Wednesday, September 7, 2011

Third Circuit Adopts Implied False Certification Liability under False Claims Act

“Men must turn square corners when they deal with the government.”

While Justice Holmes penned the above quote in a different context, it was recently invoked by the United States Court of Appeals for the Third Circuit in its decision to adopt the implied false certification theory for liability under the False Claims Act (“FCA”). In United States ex rel Wilkins v. United Health Group, the Third Circuit joined the Second, Sixth, Ninth, Tenth, Eleventh, and District of Columbia Circuits in recognizing that healthcare providers can be liable under the FCA if the provider makes a claim for payment without disclosing that it violated regulations that affect its eligibility for payment. For Delaware providers, this means compliance with federal health laws has taken on a new dimension of exposure and they must be more careful than ever in submitting claims to the federal programs.

By way of review, in order to establish a prima facie violation under the FCA, the Government or a relator—a qui tam plaintiff—must prove: (1) that the provider presented or caused to be presented a claim for payment; (2) that was false or fraudulent; (3) that the provider knew to be false or fraudulent. The Courts have identified two categories of false or fraudulent claims under the FCA: (1) factually false and (2) legally false.

A factually false claim is one that misrepresents the items or services provided. A legally false claim is where the “false certification” theory originates, where a provider knowingly and falsely certifies that it has complied with a statute or regulation that is a condition of government payment. In Wilkins, the Third Circuit has now adopted a further distinction, and yet another avenue for FCA liability: (1) express false certifications and (2) implied false certifications.

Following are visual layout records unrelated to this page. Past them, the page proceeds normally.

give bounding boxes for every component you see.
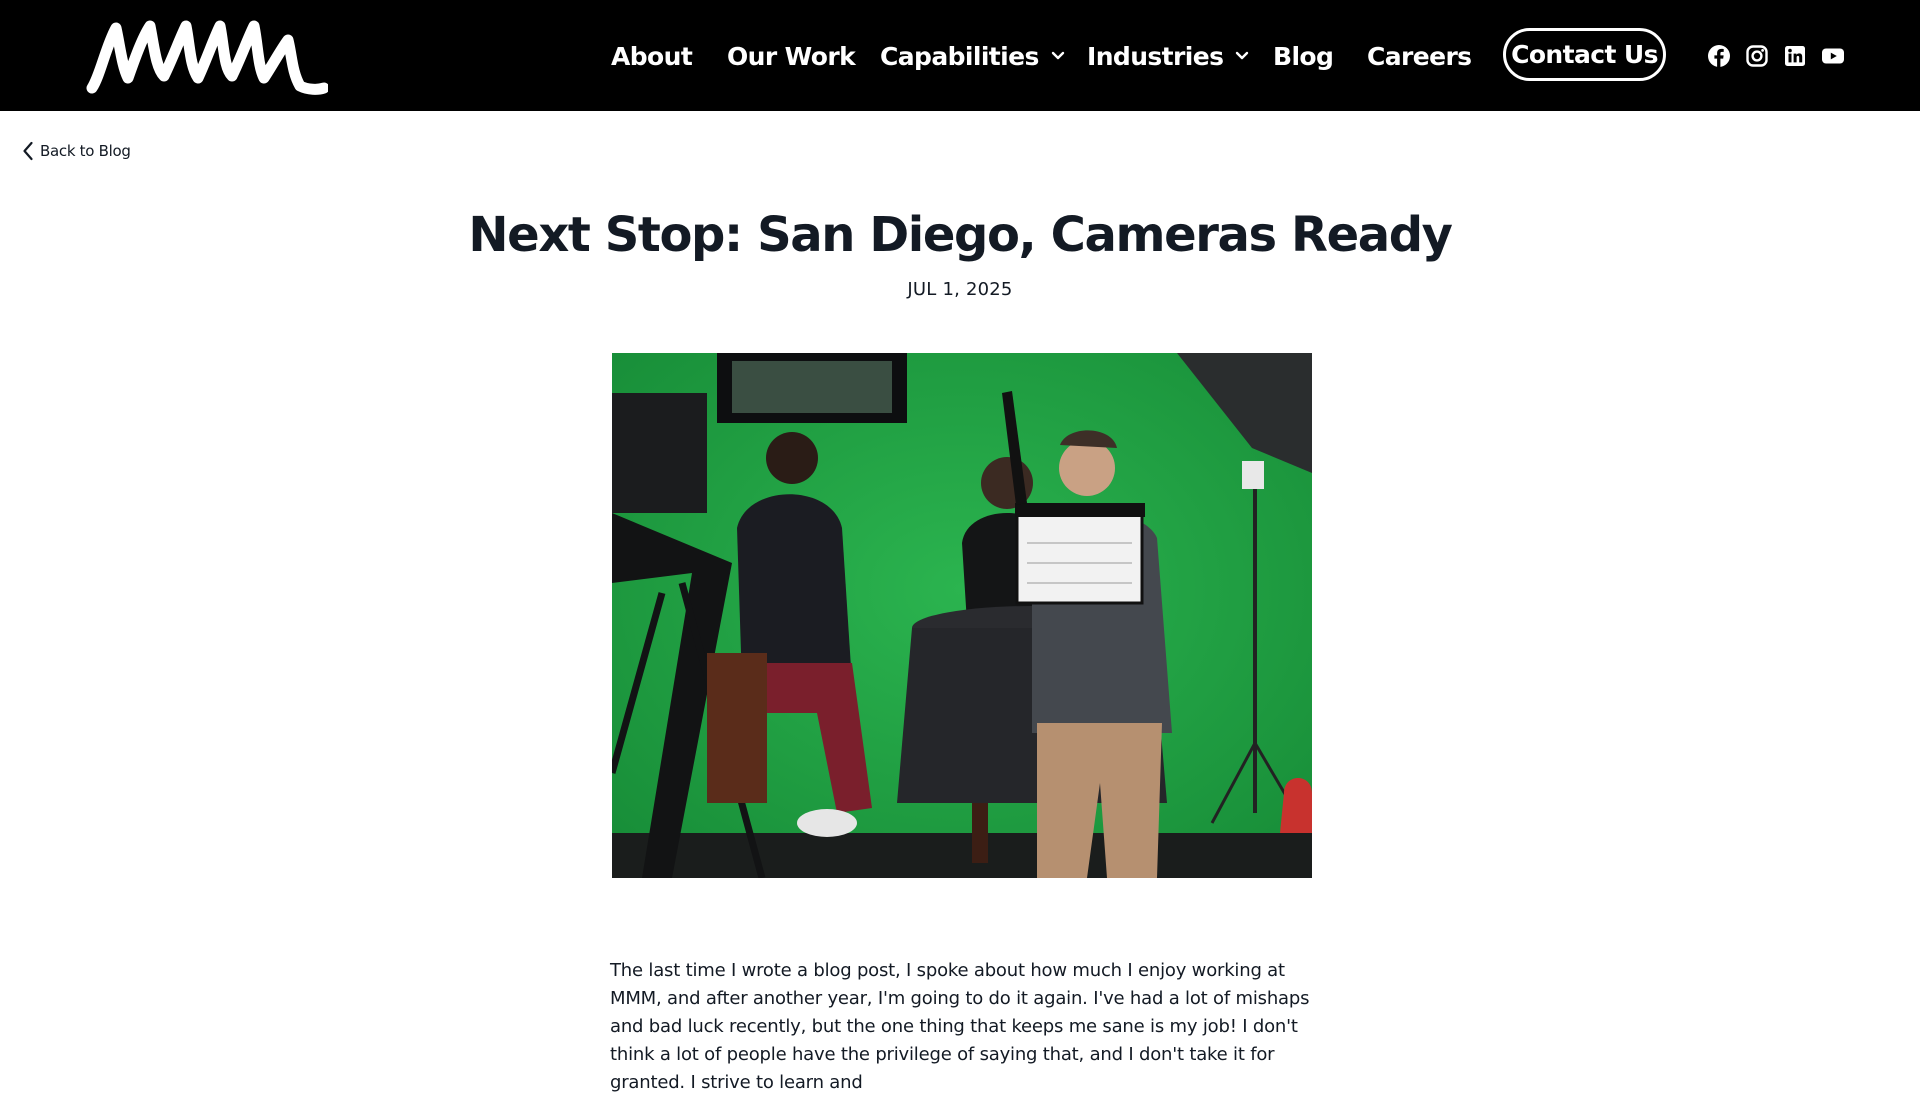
nav-industries[interactable]: Industries [1087, 38, 1249, 74]
chevron-down-icon [1236, 51, 1249, 60]
facebook-icon[interactable] [1707, 44, 1731, 68]
nav-label: Industries [1087, 41, 1224, 71]
nav-label: Our Work [727, 41, 856, 71]
contact-us-label: Contact Us [1511, 40, 1658, 69]
nav-label: About [611, 41, 693, 71]
nav-label: Capabilities [880, 41, 1039, 71]
contact-us-button[interactable]: Contact Us [1503, 28, 1666, 81]
instagram-icon[interactable] [1745, 44, 1769, 68]
nav-label: Careers [1367, 41, 1472, 71]
hero-image [612, 353, 1312, 878]
back-to-blog-link[interactable]: Back to Blog [22, 140, 131, 162]
nav-label: Blog [1273, 41, 1334, 71]
post-body: The last time I wrote a blog post, I spo… [610, 960, 1310, 1093]
nav-blog[interactable]: Blog [1273, 38, 1334, 74]
nav-capabilities[interactable]: Capabilities [880, 38, 1065, 74]
main-nav: About Our Work Capabilities Industries B… [0, 0, 1920, 111]
green-screen-set-photo [612, 353, 1312, 878]
nav-about[interactable]: About [611, 38, 693, 74]
post-date: JUL 1, 2025 [907, 279, 1013, 300]
linkedin-icon[interactable] [1783, 44, 1807, 68]
nav-our-work[interactable]: Our Work [727, 38, 856, 74]
chevron-left-icon [23, 141, 33, 161]
back-to-blog-label: Back to Blog [40, 142, 131, 160]
chevron-down-icon [1051, 51, 1064, 60]
youtube-icon[interactable] [1821, 44, 1845, 68]
post-title: Next Stop: San Diego, Cameras Ready [468, 207, 1453, 263]
site-header: About Our Work Capabilities Industries B… [0, 0, 1920, 111]
nav-careers[interactable]: Careers [1367, 38, 1472, 74]
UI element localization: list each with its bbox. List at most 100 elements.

An express false certification is where the provider falsely certifies that it is in compliance with the regulations that are prerequisites to payment in connection with the claim, such as a certification that the provider holds the requisite license to provide the services. Alternatively, the implied false certification rests on the idea that the mere act of submitting a claim, without any words of certification at all, implies compliance with the preconditions to payment. The Third Circuit noted that it must be proven that had the Government been aware of the provider’s violations of the Medicare laws and regulations, it would not have paid the claim. To state this condition another way, under the implied false certification theory, it must be shown that compliance with the regulation allegedly violated was a condition of payment, and not simply a condition of participation in the federal programs.

Under the facts of Wilkins, the relators first alleged that United Health personnel violated Medicare marketing regulations. The Third Circuit affirmed the District Court and dismissed that count of the complaint because compliance with the Medicare marketing regulations is not a condition of payment. However, the relators also alleged that United Health’s subsidiaries violated the Anti-Kickback Statute (“AKS”), also forming the basis of FCA liability. The Third Circuit found that the relators stated a claim in this regard, because Medicare regulations require Medicare Advantage and Prescription Drug Plan providers to enter into agreements with CMS, affirmatively agreeing to comply with the AKS. Therefore, the Court reasoned that “[t]o plead a claim for relief under an implied certification theory, appellants were required to allege, as they did, that appellees submitted claims for payment to the Government at a time that they knowingly violated a law, rule, or regulation which was a condition for receiving payment from the Government.

Delaware healthcare providers must be more vigilant than ever in submitting claims to the Government under federal health care programs. To steer clear of potential FCA liability, Delaware health care providers must be in compliance with all the federal health care laws that they agreed to follow when entering into contracts with CMS; when dealing with Government, always turn square corners.